The first step is to register with the U.S. Postal Service as a commercial mail receiving agency (CMRA). Then, in the U.S., coworking space members have to sign a form and show two forms of identification to authorize the space to receive their mail. Mail receiving requirements in other countries vary.
Becoming a CMRA is essential for shared workspace operators. Receiving mail without CMRA status violates federal laws and puts the space (and members) at risk of not being able to receive any mail at that address if their space is found to be in violation of USPS rules.
“People haven’t been caught yet, so they don’t think it’s a problem,” says Cottle. “But it’s a gross irresponsibility on behalf of the community operators serve. If you’re going to receive mail, you have to do it right.”
“If you’re going to receive mail, you have to do it right.”
Cottle also cautions that coworking space operators need to have a safe place to store mail. “You can’t just throw it in a cubby,” he says, “it has to be secure.”
Digital Mail Offerings
Many coworking spaces offer members a mailing address and they hold mail until the member comes to pick it up. Some will forward the mail to members out of the area.
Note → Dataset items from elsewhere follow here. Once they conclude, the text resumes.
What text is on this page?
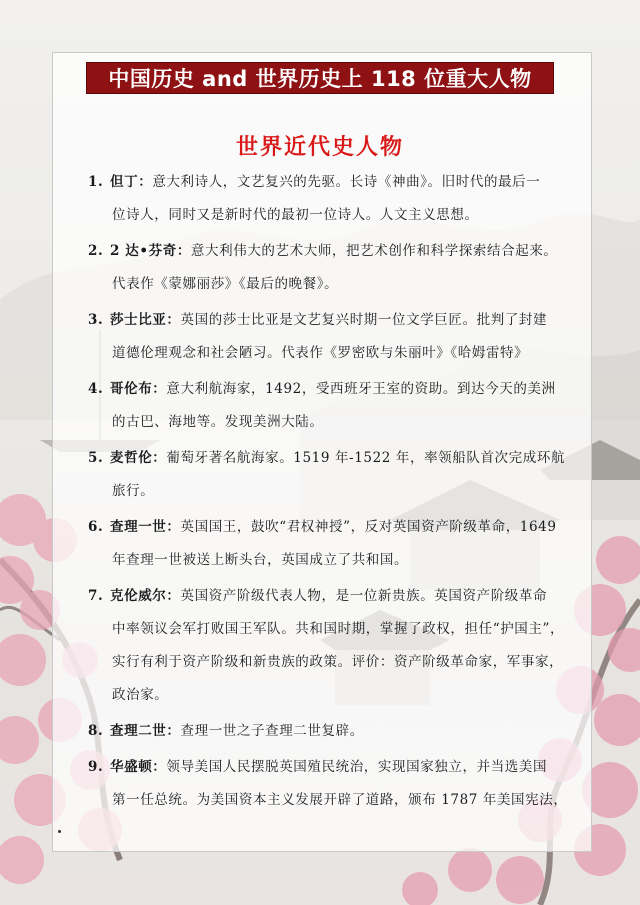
中国历史 and 世界历史上 118 位重大人物
世界近代史人物
1. 但丁：意大利诗人，文艺复兴的先驱。长诗《神曲》。旧时代的最后一
位诗人，同时又是新时代的最初一位诗人。人文主义思想。
2. 2 达•芬奇：意大利伟大的艺术大师，把艺术创作和科学探索结合起来。
代表作《蒙娜丽莎》《最后的晚餐》。
3. 莎士比亚：英国的莎士比亚是文艺复兴时期一位文学巨匠。批判了封建
道德伦理观念和社会陋习。代表作《罗密欧与朱丽叶》《哈姆雷特》
4. 哥伦布：意大利航海家，1492，受西班牙王室的资助。到达今天的美洲
的古巴、海地等。发现美洲大陆。
5. 麦哲伦：葡萄牙著名航海家。1519 年-1522 年，率领船队首次完成环航
旅行。
6. 查理一世：英国国王，鼓吹“君权神授”，反对英国资产阶级革命，1649
年查理一世被送上断头台，英国成立了共和国。
7. 克伦威尔：英国资产阶级代表人物，是一位新贵族。英国资产阶级革命
中率领议会军打败国王军队。共和国时期，掌握了政权，担任“护国主”，
实行有利于资产阶级和新贵族的政策。评价：资产阶级革命家，军事家，
政治家。
8. 查理二世：查理一世之子查理二世复辟。
9. 华盛顿：领导美国人民摆脱英国殖民统治，实现国家独立，并当选美国
第一任总统。为美国资本主义发展开辟了道路，颁布 1787 年美国宪法，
Digital mail, however, takes snail mail out of the equation, with options to open, scan and send the mail electronically to members. As the number of location-independent professionals grows, this becomes an increasingly-important offering.
As Nathan Jansch, from Boardroom Executive Suites in Denver, Colorado, told Allwork.space, “[A] digital mailbox helps us to stay relevant and provide a more efficient service to our clients…We do everything on our mobile devices, so why not manage mail too?”
Shifting Membership Base
As the coworking industry continues to grow and evolve, the member bases in shared workspaces have also grown and shifted. Spaces are now home to more small and medium-size businesses, as well as corporate clients and the freelancers and independent professionals that have been part of the coworking movement from the start.
For coworking space operators looking to serve the needs of this expanding coworking member base, as well as create an additional revenue stream, digital mail is well worth taking a serious look at.